Mit der Ausstellung „Monets Küste. Die Entdeckung von Étretat“ richtet das Städel Museum in Frankfurt den Blick auf einen Ort, der für die Kunst des 19. und frühen 20. Jahrhunderts weit mehr war als eine reizvolle Küstenlandschaft. Vom 19. März bis 5. Juli 2026 geht es um die Frage, wie das normannische Étretat vom Fischerdorf zum Sehnsuchtsort, Künstlerziel und Bildmotiv von anhaltender Wirkung wurde. Die Schau versammelt dafür rund 170 Gemälde, Zeichnungen, Fotografien und historische Zeugnisse aus internationalen Museen und Privatsammlungen.

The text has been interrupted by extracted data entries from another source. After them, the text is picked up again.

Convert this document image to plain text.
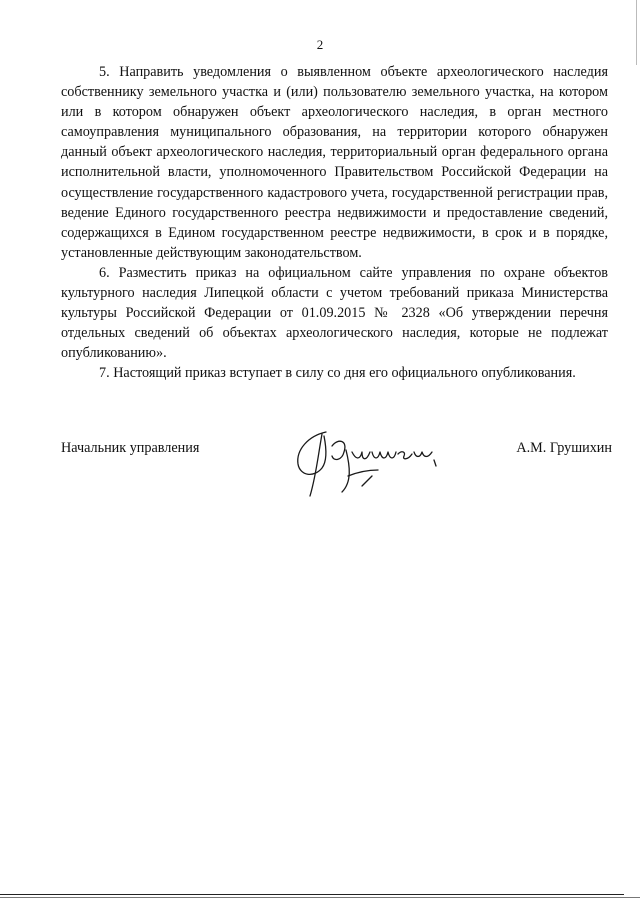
2

5. Направить уведомления о выявленном объекте археологического наследия собственнику земельного участка и (или) пользователю земельного участка, на котором или в котором обнаружен объект археологического наследия, в орган местного самоуправления муниципального образования, на территории которого обнаружен данный объект археологического наследия, территориальный орган федерального органа исполнительной власти, уполномоченного Правительством Российской Федерации на осуществление государственного кадастрового учета, государственной регистрации прав, ведение Единого государственного реестра недвижимости и предоставление сведений, содержащихся в Едином государственном реестре недвижимости, в срок и в порядке, установленные действующим законодательством.

6. Разместить приказ на официальном сайте управления по охране объектов культурного наследия Липецкой области с учетом требований приказа Министерства культуры Российской Федерации от 01.09.2015 № 2328 «Об утверждении перечня отдельных сведений об объектах археологического наследия, которые не подлежат опубликованию».

7. Настоящий приказ вступает в силу со дня его официального опубликования.

Начальник управления	А.М. Грушихин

Im Zentrum steht die besondere Rolle, die Étretat für die Entwicklung der modernen Malerei spielte. Die markanten Kreidefelsen, Felstore und das wechselhafte Küstenlicht boten Künstlern nicht nur spektakuläre Ansichten, sondern auch ein Terrain für neue Bildideen. Gerade Claude Monet fand hier Motive, an denen sich seine Arbeitsweise entscheidend verdichtete. In Étretat reagierte er immer stärker auf Wetter, Atmosphäre und wechselnde Lichtverhältnisse, oft in mehreren Fassungen desselben Motivs. Aus dieser Praxis entwickelte sich jene serielle Form des Arbeitens, die später zu einem Kennzeichen seiner Malerei wurde. In Frankfurt sind dazu allein 24 Werke von Monet zu sehen.
Die Ausstellung beschränkt sich jedoch nicht auf den Impressionismus. Sie zeichnet nach, wie sich der Blick auf Étretat über Jahrzehnte verändert hat und wie Maler, Fotografen und Schriftsteller den Ort mitprägten. Bereits in der Zeit der Romantik wurde die Küste entdeckt, später wurde sie durch Bilder, Reiseberichte und den wachsenden Tourismus immer bekannter. So entstand ein Ort, der zugleich Naturraum, Projektionsfläche und kulturelle Bühne war. Die Ausstellung macht sichtbar, wie eng künstlerische Wahrnehmung und öffentliche Vorstellung hier ineinandergreifen.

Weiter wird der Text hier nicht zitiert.